Proctocolectomy (large intestine and rectum removed), rectum, large intestine, small intestine, stomach
Proctocolectomy or removal of large intestine and rectum

What is an ileal pouch?

In some cases of colorectal disease, such as chronic ulcerative colitis, familial adenomatous polyposis (an unusually large number of polyps in the colon), or colorectal cancer, all of the colon and rectum (large intestines) must be removed using a surgery called a total proctocolectomy.

After surgical removal of the large bowel, which absorb liquids and then stores and eliminates solid wastes, patients may be candidates for an ileal pouch-anal anastomosis (IPAA) procedure to provide a new way to store and pass stools the normal way, without a permanent bag.

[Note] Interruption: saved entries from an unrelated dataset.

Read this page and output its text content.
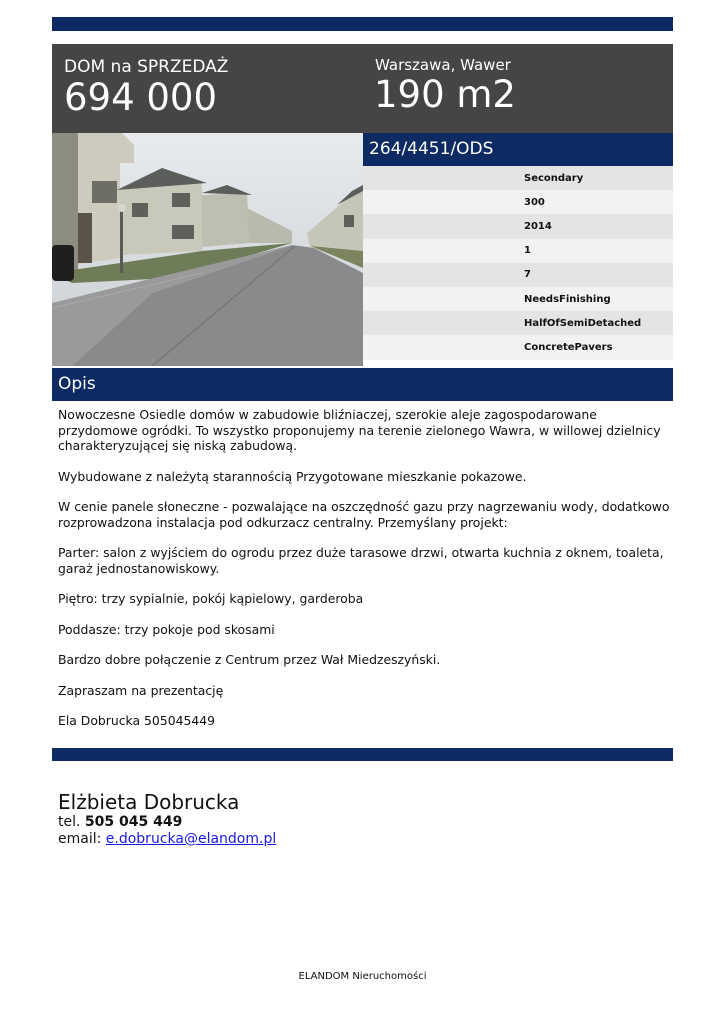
DOM na SPRZEDAŻ
694 000
Warszawa, Wawer
190 m2
264/4451/ODS
Secondary
300
2014
1
7
NeedsFinishing
HalfOfSemiDetached
ConcretePavers
Opis

Nowoczesne Osiedle domów w zabudowie bliźniaczej, szerokie aleje zagospodarowane przydomowe ogródki. To wszystko proponujemy na terenie zielonego Wawra, w willowej dzielnicy charakteryzującej się niską zabudową.

Wybudowane z należytą starannością Przygotowane mieszkanie pokazowe.

W cenie panele słoneczne - pozwalające na oszczędność gazu przy nagrzewaniu wody, dodatkowo rozprowadzona instalacja pod odkurzacz centralny. Przemyślany projekt:

Parter: salon z wyjściem do ogrodu przez duże tarasowe drzwi, otwarta kuchnia z oknem, toaleta, garaż jednostanowiskowy.

Piętro: trzy sypialnie, pokój kąpielowy, garderoba

Poddasze: trzy pokoje pod skosami

Bardzo dobre połączenie z Centrum przez Wał Miedzeszyński.

Zapraszam na prezentację

Ela Dobrucka 505045449

Elżbieta Dobrucka
tel. 505 045 449
email: e.dobrucka@elandom.pl
ELANDOM Nieruchomości
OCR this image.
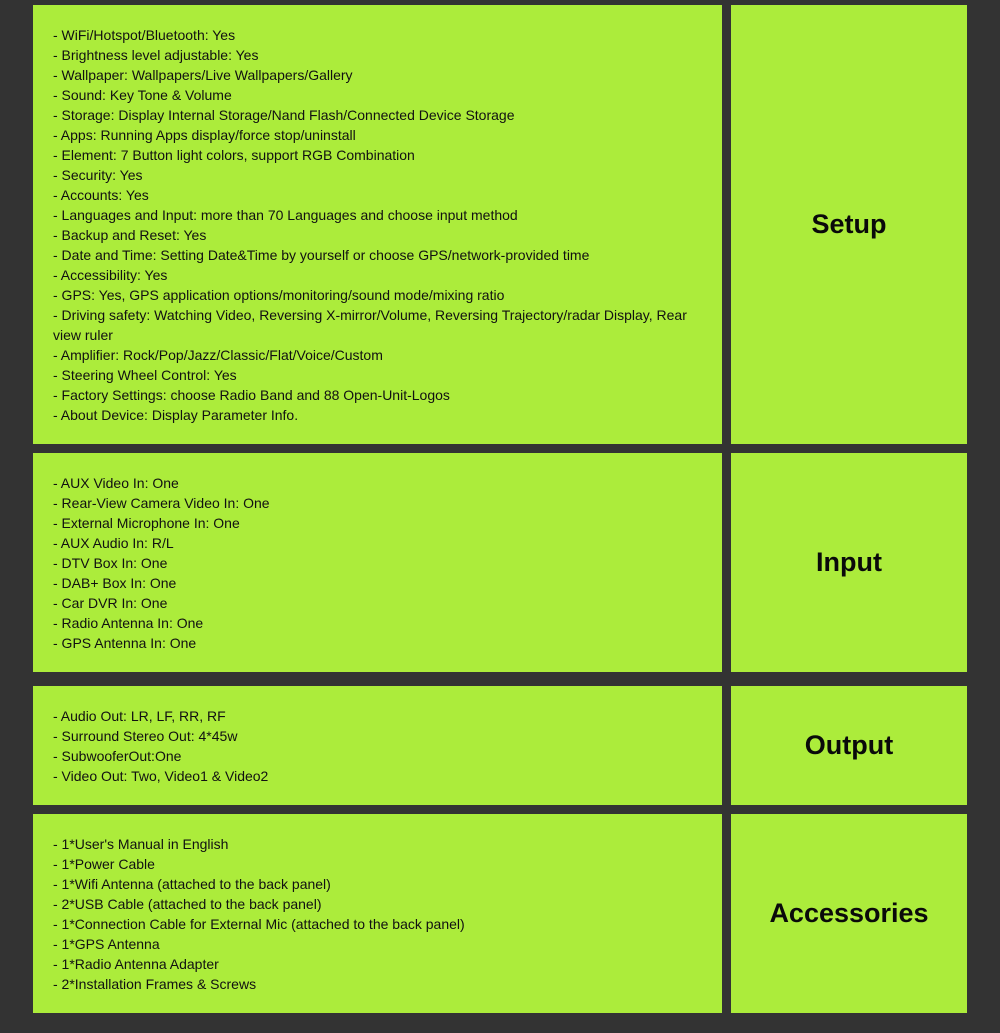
- WiFi/Hotspot/Bluetooth: Yes
- Brightness level adjustable: Yes
- Wallpaper: Wallpapers/Live Wallpapers/Gallery
- Sound: Key Tone & Volume
- Storage: Display Internal Storage/Nand Flash/Connected Device Storage
- Apps: Running Apps display/force stop/uninstall
- Element: 7 Button light colors, support RGB Combination
- Security: Yes
- Accounts: Yes
- Languages and Input: more than 70 Languages and choose input method
- Backup and Reset: Yes
- Date and Time: Setting Date&Time by yourself or choose GPS/network-provided time
- Accessibility: Yes
- GPS: Yes, GPS application options/monitoring/sound mode/mixing ratio
- Driving safety: Watching Video, Reversing X-mirror/Volume, Reversing Trajectory/radar Display, Rear view ruler
- Amplifier: Rock/Pop/Jazz/Classic/Flat/Voice/Custom
- Steering Wheel Control: Yes
- Factory Settings: choose Radio Band and 88 Open-Unit-Logos
- About Device: Display Parameter Info.
Setup
- AUX Video In: One
- Rear-View Camera Video In: One
- External Microphone In: One
- AUX Audio In: R/L
- DTV Box In: One
- DAB+ Box In: One
- Car DVR In: One
- Radio Antenna In: One
- GPS Antenna In: One
Input
- Audio Out: LR, LF, RR, RF
- Surround Stereo Out: 4*45w
- SubwooferOut:One
- Video Out: Two, Video1 & Video2
Output
- 1*User's Manual in English
- 1*Power Cable
- 1*Wifi Antenna (attached to the back panel)
- 2*USB Cable (attached to the back panel)
- 1*Connection Cable for External Mic (attached to the back panel)
- 1*GPS Antenna
- 1*Radio Antenna Adapter
- 2*Installation Frames & Screws
Accessories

The term “anastomosis” means a joining together of disconnected parts, like joining two pipes. In the case of an IPAA, the ileum (lowest part of the small intestine) is formed into a new reservoir to store solid wastes. This reservoir or pouch is connected to the anus to provide for elimination the normal way. The pouch enables the patient to store and pass stool through the body’s usual route, so that the patient doesn’t need an external bag to collect waste.

There are three different types of ileal pouches: J-pouch (the most common type), S-pouch, and the K-pouch. The J-pouch and S-pouch resemble the letters in the their names.

In order to have an ileal pouch procedure, the patient’s intestines, anus, anal sphincter muscles, and pelvic nerves must still be able to function normally. This will allow the person to maintain control of bowel movements once a pouch is constructed, and avoid bowel accidents.